Testing Your AI Pipeline
For a pentester, the engagement should start by mapping every point where the application interacts with external model files. Do not just look at the API endpoints. Look at the CI/CD pipeline, the model registry, and the storage buckets where models are pulled from.
If you find an application that pulls models from a public hub, test the loading logic. Can you provide a custom model file? If you can, try to trigger a simple callback or file read. If the application uses torch.load or numpy.load, check if the weights_only parameter is set to True. If it is not, you have a high-probability path to code execution.
Defensive Hardening
Defenders must stop treating model files as trusted assets. The first step is to move away from insecure formats like pickle entirely. Use safer, data-only formats like Safetensors whenever possible. These formats are designed to store tensors without the ability to execute arbitrary code.

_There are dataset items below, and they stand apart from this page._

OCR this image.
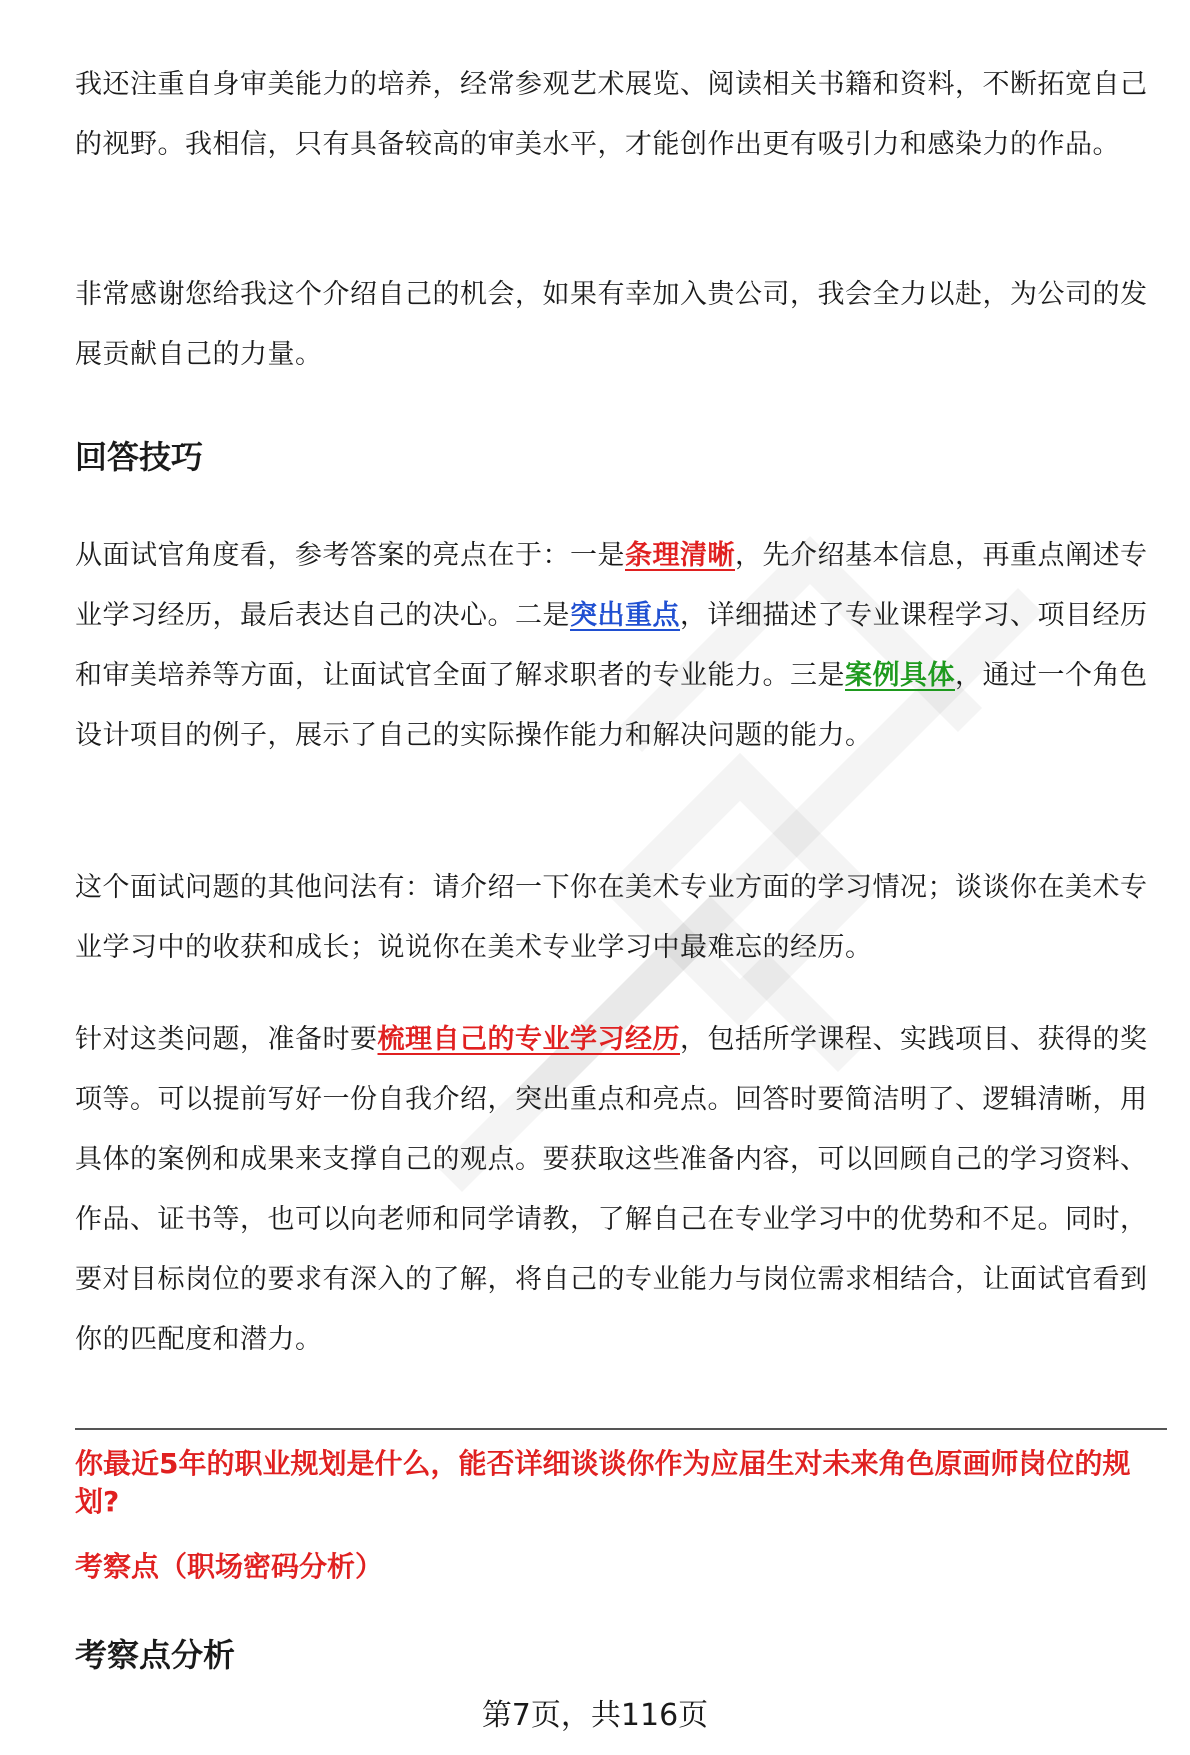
我还注重自身审美能力的培养，经常参观艺术展览、阅读相关书籍和资料，不断拓宽自己的视野。我相信，只有具备较高的审美水平，才能创作出更有吸引力和感染力的作品。

非常感谢您给我这个介绍自己的机会，如果有幸加入贵公司，我会全力以赴，为公司的发展贡献自己的力量。

回答技巧

从面试官角度看，参考答案的亮点在于：一是条理清晰，先介绍基本信息，再重点阐述专业学习经历，最后表达自己的决心。二是突出重点，详细描述了专业课程学习、项目经历和审美培养等方面，让面试官全面了解求职者的专业能力。三是案例具体，通过一个角色设计项目的例子，展示了自己的实际操作能力和解决问题的能力。

这个面试问题的其他问法有：请介绍一下你在美术专业方面的学习情况；谈谈你在美术专业学习中的收获和成长；说说你在美术专业学习中最难忘的经历。

针对这类问题，准备时要梳理自己的专业学习经历，包括所学课程、实践项目、获得的奖项等。可以提前写好一份自我介绍，突出重点和亮点。回答时要简洁明了、逻辑清晰，用具体的案例和成果来支撑自己的观点。要获取这些准备内容，可以回顾自己的学习资料、作品、证书等，也可以向老师和同学请教，了解自己在专业学习中的优势和不足。同时，要对目标岗位的要求有深入的了解，将自己的专业能力与岗位需求相结合，让面试官看到你的匹配度和潜力。

你最近5年的职业规划是什么，能否详细谈谈你作为应届生对未来角色原画师岗位的规划?

考察点（职场密码分析）

考察点分析

第7页，共116页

Furthermore, implement strict access controls on your model storage. If your application must pull models from a hub, use a proxy or a local cache that performs integrity checks and scans for known malicious patterns before the model ever touches your production environment. Finally, ensure that your model loading code is running with the least privilege necessary. If the model loader does not need network access or shell execution permissions, use container security policies to strip those capabilities away.
The AI ecosystem is moving fast, and security is often an afterthought. As researchers, we need to treat these models with the same skepticism we apply to any other user-supplied input. If you are not auditing your model loading code, you are leaving the door wide open for anyone who knows how to craft a malicious tensor.